The next Wordle puzzle is showing up online in 10 hours, 26 minutes, 5 seconds, so I’ll see you again after my 10 hour and 25 minute nap!
And I’m not the only one obsessed with this little word game, which only releases one new word puzzle every 24 hours, leaving Wordlers wondering how to fill the endless empty minutes between challenges. Twitter feeds around the world are full of people humbly bragging or sharing shame about their scores – and their angst over Wordle.
“The summit of solving the Wordle in two, followed by the weak point of achieving nothing in life really matters” a devotee tweeted.
The game even made its way into a New Yorker cartoon.
Wordle – originally created by software engineer Josh Wardle for his word game loving partner – features a five-letter hidden word to guess in six tries based on clues in the form of green, yellow, and gray boxes. These indicate if the winning word contains a letter that you have chosen in the same place where you placed it (green); somewhere else in the word (yellow); or not at all in the word.
The graphic below gives an idea of how it works.
The box grids that now fill social media feeds have become a visual language in their own right that has spawned its fair share of jokes. My favorite riff on the boxes so far is this one image that shows the descending Tetris blocks, with an “I’m doing this wrong”.
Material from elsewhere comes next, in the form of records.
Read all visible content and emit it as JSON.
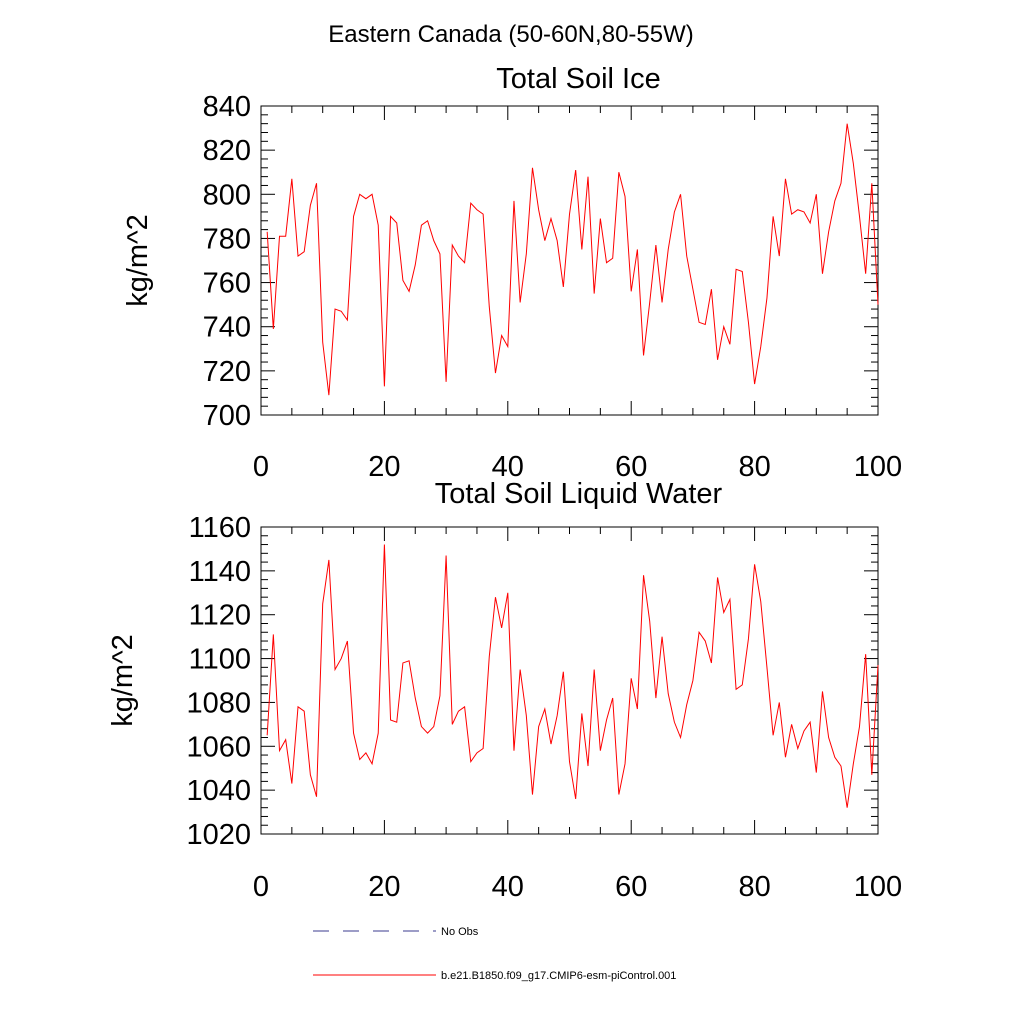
{
  "title": "Eastern Canada (50-60N,80-55W)",
  "colors": {
    "series": "#ff0000",
    "obs": "#3b3b8f",
    "axis": "#000000"
  },
  "legend": {
    "entries": [
      {
        "label": "No Obs",
        "style": "dashed",
        "color": "#3b3b8f"
      },
      {
        "label": "b.e21.B1850.f09_g17.CMIP6-esm-piControl.001",
        "style": "solid",
        "color": "#ff0000"
      }
    ]
  },
  "chart_data": [
    {
      "type": "line",
      "title": "Total Soil Ice",
      "xlabel": "",
      "ylabel": "kg/m^2",
      "xlim": [
        0,
        100
      ],
      "ylim": [
        700,
        840
      ],
      "xticks": [
        0,
        20,
        40,
        60,
        80,
        100
      ],
      "yticks": [
        700,
        720,
        740,
        760,
        780,
        800,
        820,
        840
      ],
      "series": [
        {
          "name": "b.e21.B1850.f09_g17.CMIP6-esm-piControl.001",
          "x_start": 1,
          "values": [
            783,
            739,
            781,
            781,
            807,
            772,
            774,
            795,
            805,
            733,
            709,
            748,
            747,
            743,
            790,
            800,
            798,
            800,
            786,
            713,
            790,
            787,
            761,
            756,
            768,
            786,
            788,
            779,
            773,
            715,
            777,
            772,
            769,
            796,
            793,
            791,
            749,
            719,
            736,
            731,
            797,
            751,
            773,
            812,
            793,
            779,
            789,
            779,
            758,
            791,
            811,
            775,
            808,
            755,
            789,
            769,
            771,
            810,
            799,
            756,
            775,
            727,
            751,
            777,
            751,
            775,
            792,
            800,
            772,
            757,
            742,
            741,
            757,
            725,
            740,
            732,
            766,
            765,
            742,
            714,
            731,
            753,
            790,
            772,
            807,
            791,
            793,
            792,
            787,
            800,
            764,
            783,
            797,
            805,
            832,
            814,
            790,
            764,
            805,
            750
          ]
        }
      ]
    },
    {
      "type": "line",
      "title": "Total Soil Liquid Water",
      "xlabel": "",
      "ylabel": "kg/m^2",
      "xlim": [
        0,
        100
      ],
      "ylim": [
        1020,
        1160
      ],
      "xticks": [
        0,
        20,
        40,
        60,
        80,
        100
      ],
      "yticks": [
        1020,
        1040,
        1060,
        1080,
        1100,
        1120,
        1140,
        1160
      ],
      "series": [
        {
          "name": "b.e21.B1850.f09_g17.CMIP6-esm-piControl.001",
          "x_start": 1,
          "values": [
            1065,
            1111,
            1058,
            1063,
            1043,
            1078,
            1076,
            1047,
            1037,
            1125,
            1145,
            1095,
            1100,
            1108,
            1066,
            1054,
            1057,
            1052,
            1066,
            1152,
            1072,
            1071,
            1098,
            1099,
            1082,
            1069,
            1066,
            1069,
            1083,
            1147,
            1070,
            1076,
            1078,
            1053,
            1057,
            1059,
            1101,
            1128,
            1114,
            1130,
            1058,
            1095,
            1074,
            1038,
            1069,
            1077,
            1061,
            1074,
            1094,
            1053,
            1036,
            1075,
            1051,
            1095,
            1058,
            1072,
            1082,
            1038,
            1052,
            1091,
            1077,
            1138,
            1117,
            1082,
            1110,
            1084,
            1071,
            1064,
            1079,
            1090,
            1112,
            1108,
            1098,
            1137,
            1121,
            1127,
            1086,
            1088,
            1109,
            1143,
            1126,
            1096,
            1065,
            1080,
            1055,
            1070,
            1059,
            1067,
            1071,
            1048,
            1085,
            1064,
            1055,
            1051,
            1032,
            1052,
            1069,
            1102,
            1047,
            1097
          ]
        }
      ]
    }
  ]
}
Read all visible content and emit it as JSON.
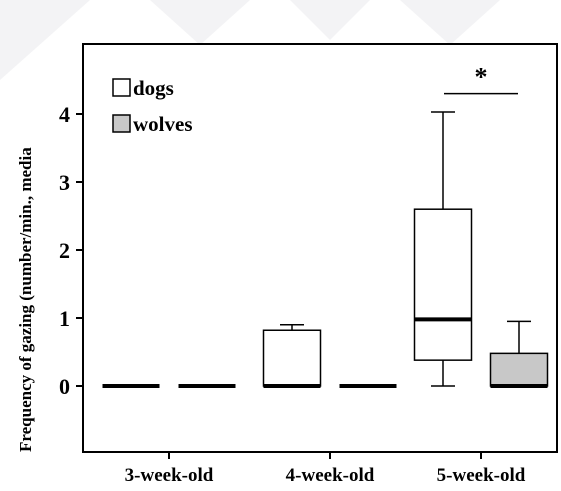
{
  "chart_data": {
    "type": "box",
    "ylabel": "Frequency of gazing (number/min., media",
    "categories": [
      "3-week-old",
      "4-week-old",
      "5-week-old"
    ],
    "ylim": [
      -0.9,
      5.0
    ],
    "yticks": [
      0,
      1,
      2,
      3,
      4
    ],
    "grid": false,
    "legend": {
      "placement": "top-left"
    },
    "series": [
      {
        "name": "dogs",
        "color": "#ffffff",
        "boxes": [
          {
            "category": "3-week-old",
            "min": 0,
            "q1": 0,
            "median": 0,
            "q3": 0,
            "max": 0
          },
          {
            "category": "4-week-old",
            "min": 0,
            "q1": 0,
            "median": 0,
            "q3": 0.82,
            "max": 0.9
          },
          {
            "category": "5-week-old",
            "min": 0,
            "q1": 0.38,
            "median": 0.98,
            "q3": 2.6,
            "max": 4.03
          }
        ]
      },
      {
        "name": "wolves",
        "color": "#c8c8c8",
        "boxes": [
          {
            "category": "3-week-old",
            "min": 0,
            "q1": 0,
            "median": 0,
            "q3": 0,
            "max": 0
          },
          {
            "category": "4-week-old",
            "min": 0,
            "q1": 0,
            "median": 0,
            "q3": 0,
            "max": 0
          },
          {
            "category": "5-week-old",
            "min": 0,
            "q1": 0,
            "median": 0,
            "q3": 0.48,
            "max": 0.95
          }
        ]
      }
    ],
    "annotations": [
      {
        "text": "*",
        "category": "5-week-old",
        "between": [
          "dogs",
          "wolves"
        ],
        "y": 4.3
      }
    ]
  }
}
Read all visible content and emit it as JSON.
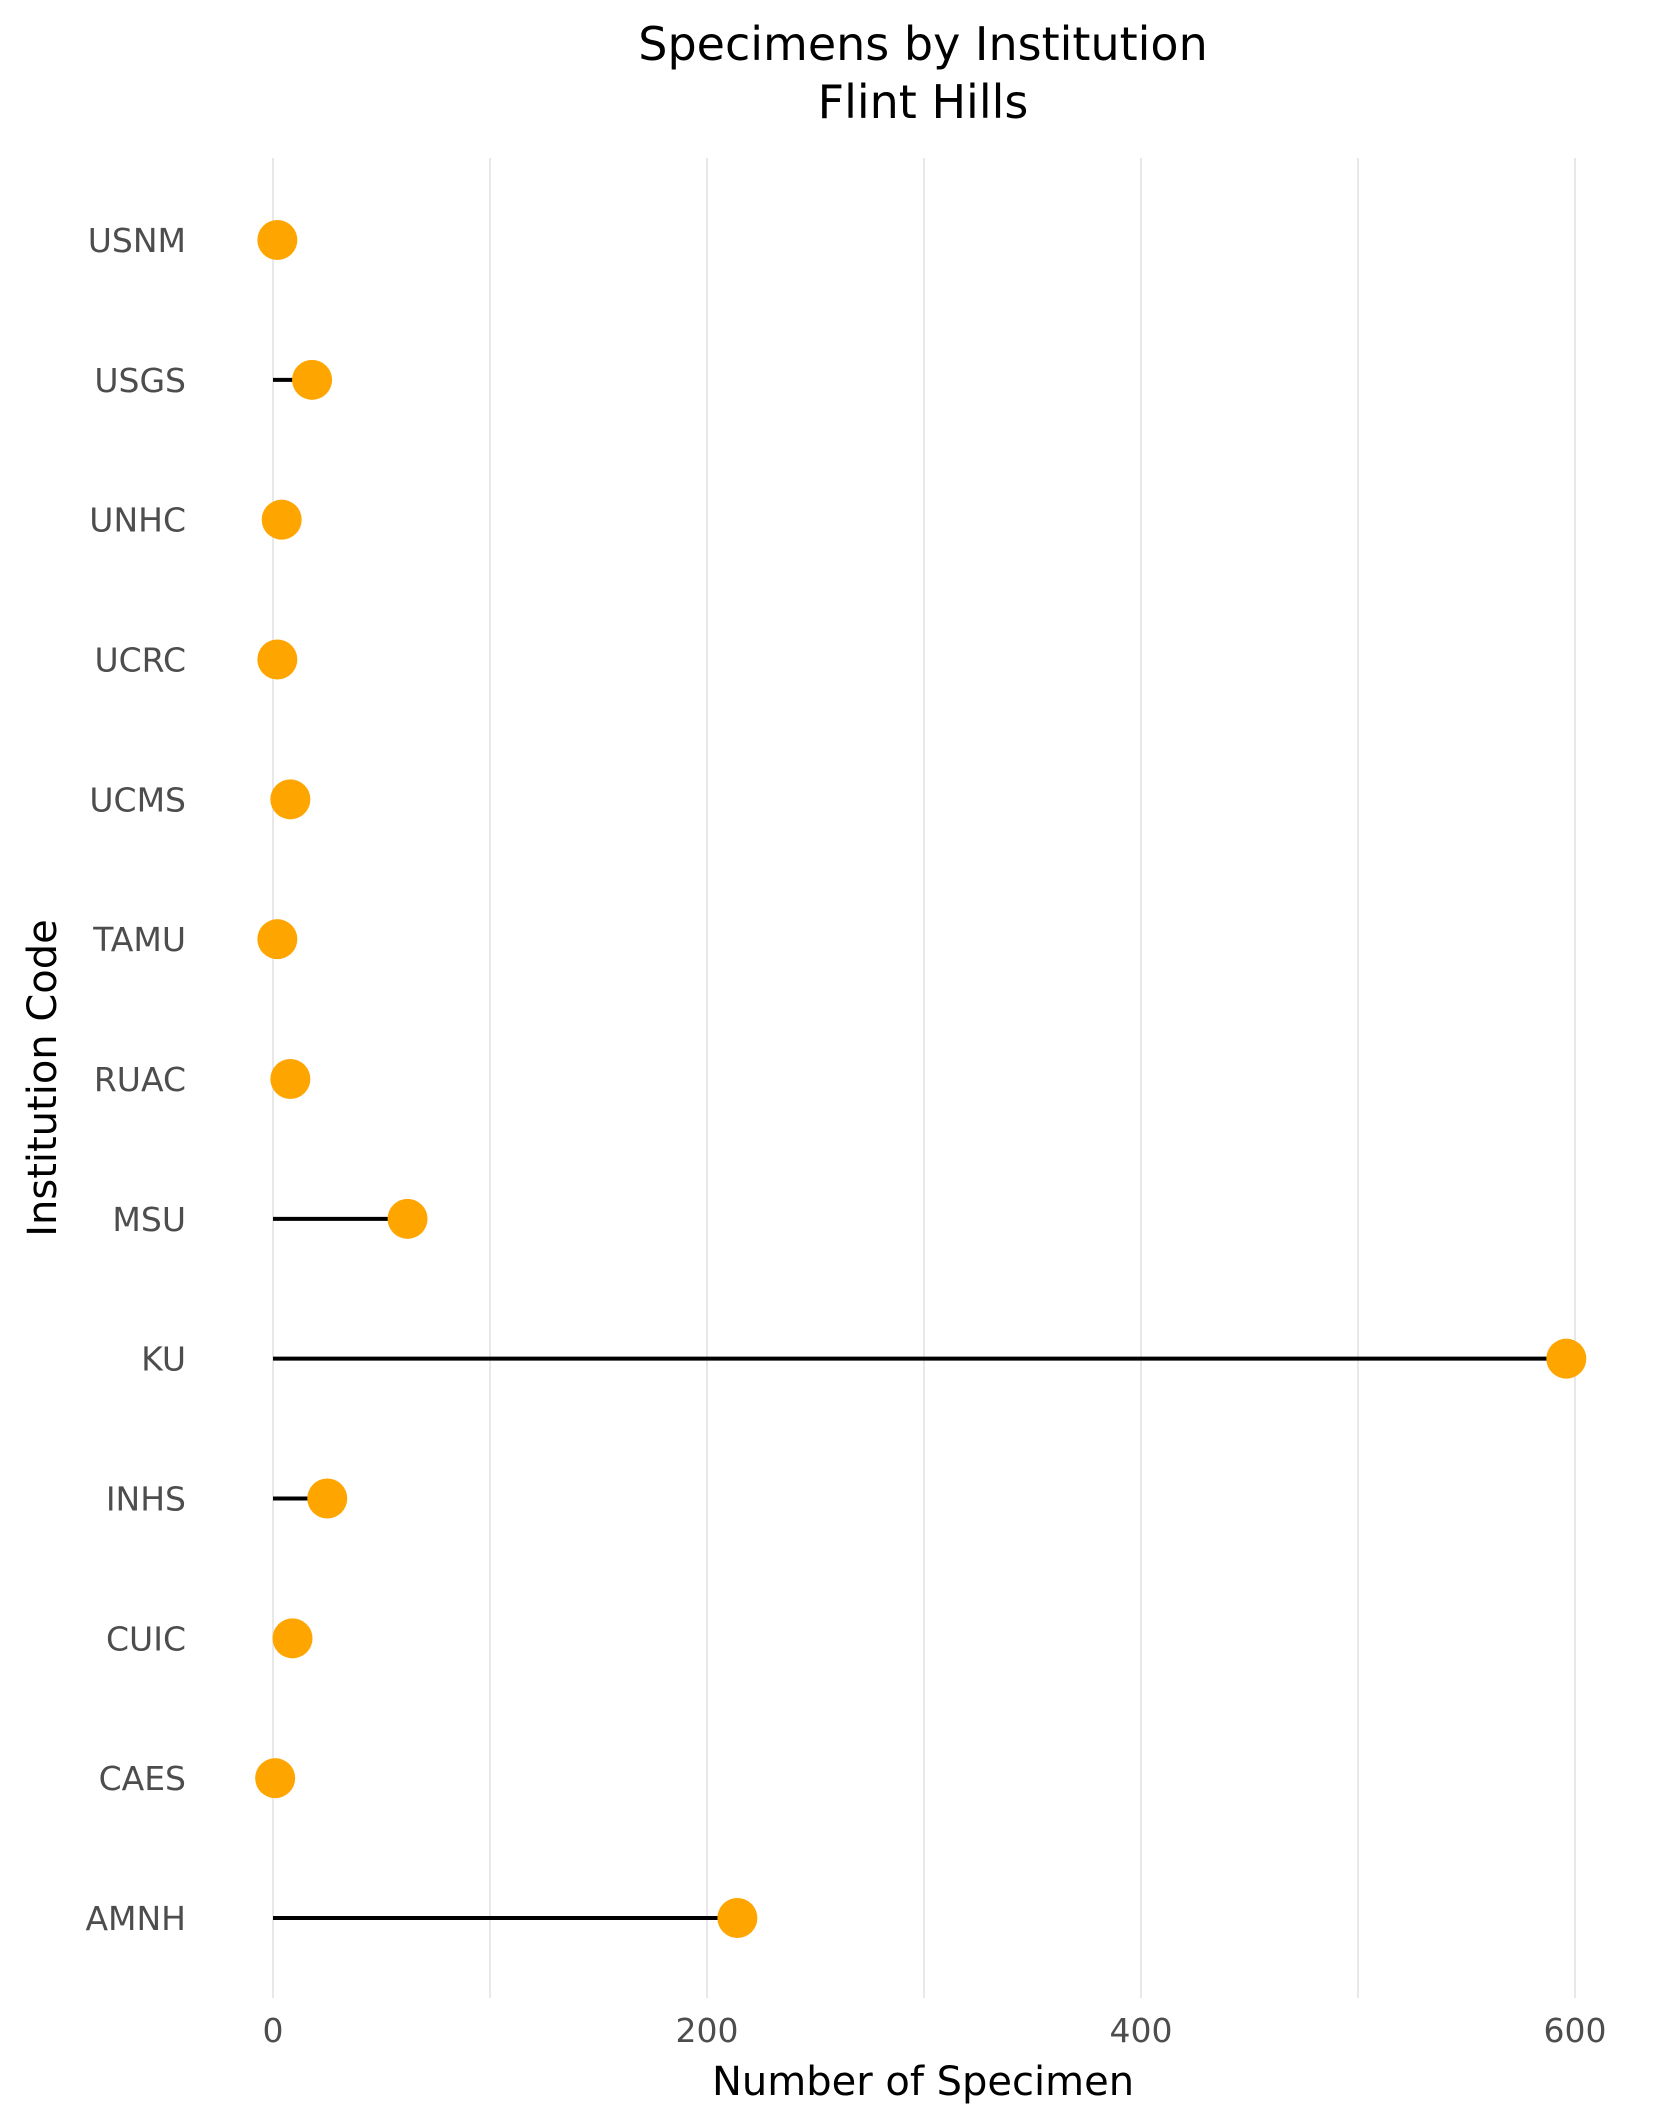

Then there are images of Wordle Worldling making their way into movie scenes, like the one of John Cusack holding the boombox up in the air during Say Anything. It is only in this version that the in front of the portable music player is a Wordle puzzle.
There are pictures that reconfigure the little boxes into little cartoon characters, like the “sheriff of wordle. ”
And images that make the game much more complex than it should be.
Then there are those who are tired of seeing everyone’s Wordle scores.